I do agree though that a good 32mm stanchion fork like a SID or even a Reba is plenty stiff enough for 99% of us.

Just questioning the 30mm Manitou

Showtime, Oct 22 2020 10:11

I finally see the light. Why is there not a more capable 120mm in the lineup to close the gap to the carbon comp model which has 34mm fork.

They should really make that build kit in Alu.

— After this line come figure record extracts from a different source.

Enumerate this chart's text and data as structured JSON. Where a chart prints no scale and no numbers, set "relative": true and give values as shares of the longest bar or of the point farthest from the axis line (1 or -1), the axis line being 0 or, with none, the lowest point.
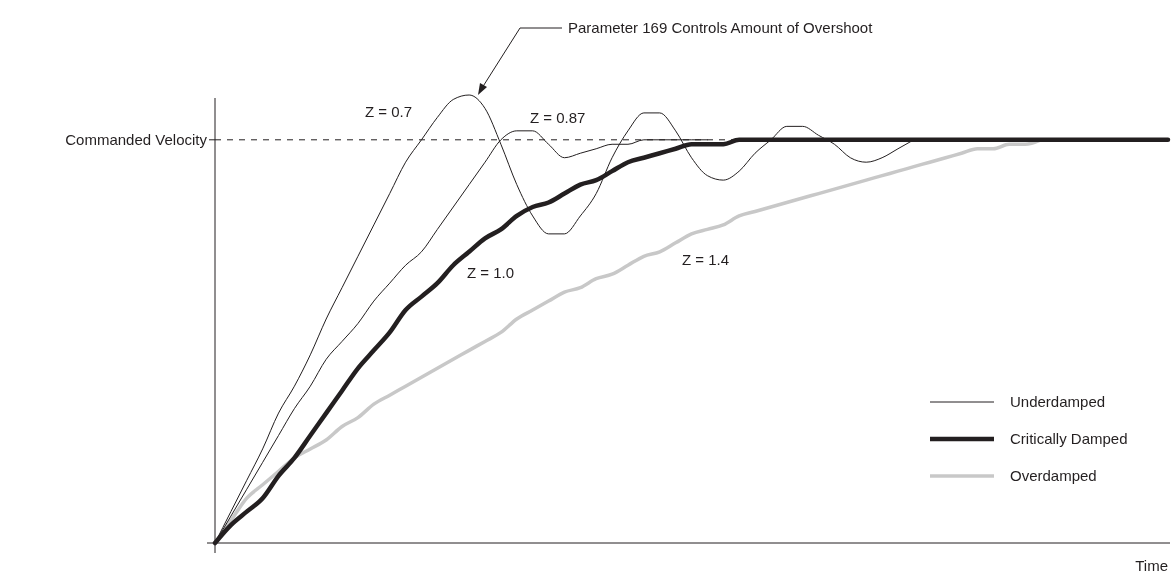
{
  "chart_data": {
    "type": "line",
    "relative": true,
    "xlabel": "Time",
    "categories": [
      null,
      null,
      null,
      null,
      null,
      null,
      null,
      null,
      null,
      null,
      null,
      null,
      null,
      null,
      null,
      null,
      null,
      null,
      null,
      null,
      null,
      null,
      null,
      null,
      null,
      null,
      null,
      null,
      null,
      null,
      null,
      null,
      null,
      null,
      null,
      null,
      null,
      null,
      null,
      null,
      null,
      null,
      null,
      null,
      null,
      null,
      null,
      null,
      null,
      null,
      null,
      null,
      null,
      null,
      null,
      null,
      null,
      null,
      null,
      null,
      null
    ],
    "series": [
      {
        "name": "Underdamped",
        "color": "#231f20",
        "values": [
          0,
          0.07,
          0.14,
          0.21,
          0.29,
          0.35,
          0.42,
          0.5,
          0.57,
          0.64,
          0.71,
          0.78,
          0.85,
          0.9,
          0.95,
          0.99,
          1,
          0.97,
          0.89,
          0.8,
          0.73,
          0.69,
          0.69,
          0.73,
          0.78,
          0.86,
          0.92,
          0.96,
          0.96,
          0.92,
          0.86,
          0.82,
          0.81,
          0.83,
          0.87,
          0.9,
          0.93,
          0.93,
          0.91,
          0.89,
          0.86,
          0.85,
          0.86,
          0.88,
          0.9,
          null,
          null,
          null,
          null,
          null,
          null,
          null,
          null,
          null,
          null,
          null,
          null,
          null,
          null,
          null,
          null
        ]
      },
      {
        "color": "#231f20",
        "values": [
          0,
          0.06,
          0.12,
          0.18,
          0.24,
          0.3,
          0.35,
          0.41,
          0.45,
          0.49,
          0.54,
          0.58,
          0.62,
          0.65,
          0.7,
          0.75,
          0.8,
          0.85,
          0.9,
          0.92,
          0.92,
          0.89,
          0.86,
          0.87,
          0.88,
          0.89,
          0.89,
          0.9,
          0.9,
          0.9,
          0.9,
          0.9,
          null,
          null,
          null,
          null,
          null,
          null,
          null,
          null,
          null,
          null,
          null,
          null,
          null,
          null,
          null,
          null,
          null,
          null,
          null,
          null,
          null,
          null,
          null,
          null,
          null,
          null,
          null,
          null,
          null
        ]
      },
      {
        "name": "Critically Damped",
        "color": "#231f20",
        "values": [
          0,
          0.04,
          0.07,
          0.1,
          0.15,
          0.19,
          0.24,
          0.29,
          0.34,
          0.39,
          0.43,
          0.47,
          0.52,
          0.55,
          0.58,
          0.62,
          0.65,
          0.68,
          0.7,
          0.73,
          0.75,
          0.76,
          0.78,
          0.8,
          0.81,
          0.83,
          0.85,
          0.86,
          0.87,
          0.88,
          0.89,
          0.89,
          0.89,
          0.9,
          0.9,
          0.9,
          0.9,
          0.9,
          0.9,
          0.9,
          0.9,
          0.9,
          0.9,
          0.9,
          0.9,
          0.9,
          0.9,
          0.9,
          0.9,
          0.9,
          0.9,
          0.9,
          0.9,
          0.9,
          0.9,
          0.9,
          0.9,
          0.9,
          0.9,
          0.9,
          0.9
        ]
      },
      {
        "name": "Overdamped",
        "color": "#c8c8c8",
        "values": [
          0,
          0.05,
          0.1,
          0.13,
          0.16,
          0.19,
          0.21,
          0.23,
          0.26,
          0.28,
          0.31,
          0.33,
          0.35,
          0.37,
          0.39,
          0.41,
          0.43,
          0.45,
          0.47,
          0.5,
          0.52,
          0.54,
          0.56,
          0.57,
          0.59,
          0.6,
          0.62,
          0.64,
          0.65,
          0.67,
          0.69,
          0.7,
          0.71,
          0.73,
          0.74,
          0.75,
          0.76,
          0.77,
          0.78,
          0.79,
          0.8,
          0.81,
          0.82,
          0.83,
          0.84,
          0.85,
          0.86,
          0.87,
          0.88,
          0.88,
          0.89,
          0.89,
          0.9,
          null,
          null,
          null,
          null,
          null,
          null,
          null,
          null
        ]
      }
    ],
    "ref_lines": [
      {
        "axis": "y",
        "value": 0.9,
        "label": "Commanded Velocity",
        "line_style": "dashed",
        "color": "#231f20"
      }
    ],
    "annotations": [
      "Parameter 169 Controls Amount of Overshoot",
      "Z = 0.7",
      "Z = 0.87",
      "Z = 1.0",
      "Z = 1.4"
    ],
    "legend": "bottom right",
    "line_style": "solid",
    "marker": "none"
  }
}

RaymondC, Oct 22 2020 01:29

That's a bit disappointing

The problem with the SA market is they always go for the lightest instead of most capable. 
I had this discussion over the weekend... "Ya but a dropper makes your bike heavy." I'm going with the dropper BTW.

DieselnDust, Oct 22 2020 02:25

The problem with the SA market is they always go for the lightest instead of most capable. 
I had this discussion over the weekend... "Ya but a dropper makes your bike heavy." I'm going with the dropper BTW.

 

 

A dropper isn't a given in SA. In Cape Town ya there's a case for it but in JHB?? Doubt it.

For newbies it should be a stock item on entry to mid level bikes.

Wimmas, Oct 22 2020 04:13

I would still rather go for a Silverback Stratos AL1 or Giant Trance 2 in the R40k price bracket. Good resale value as well especially on the Giant.

Not yet fully convinced by Titan. Also don't understand the SRAM brakes and X-Fusion rear shock... If it was still a Rock Shox or Fox rear shock and Shimano Deore brakes I would've considered it.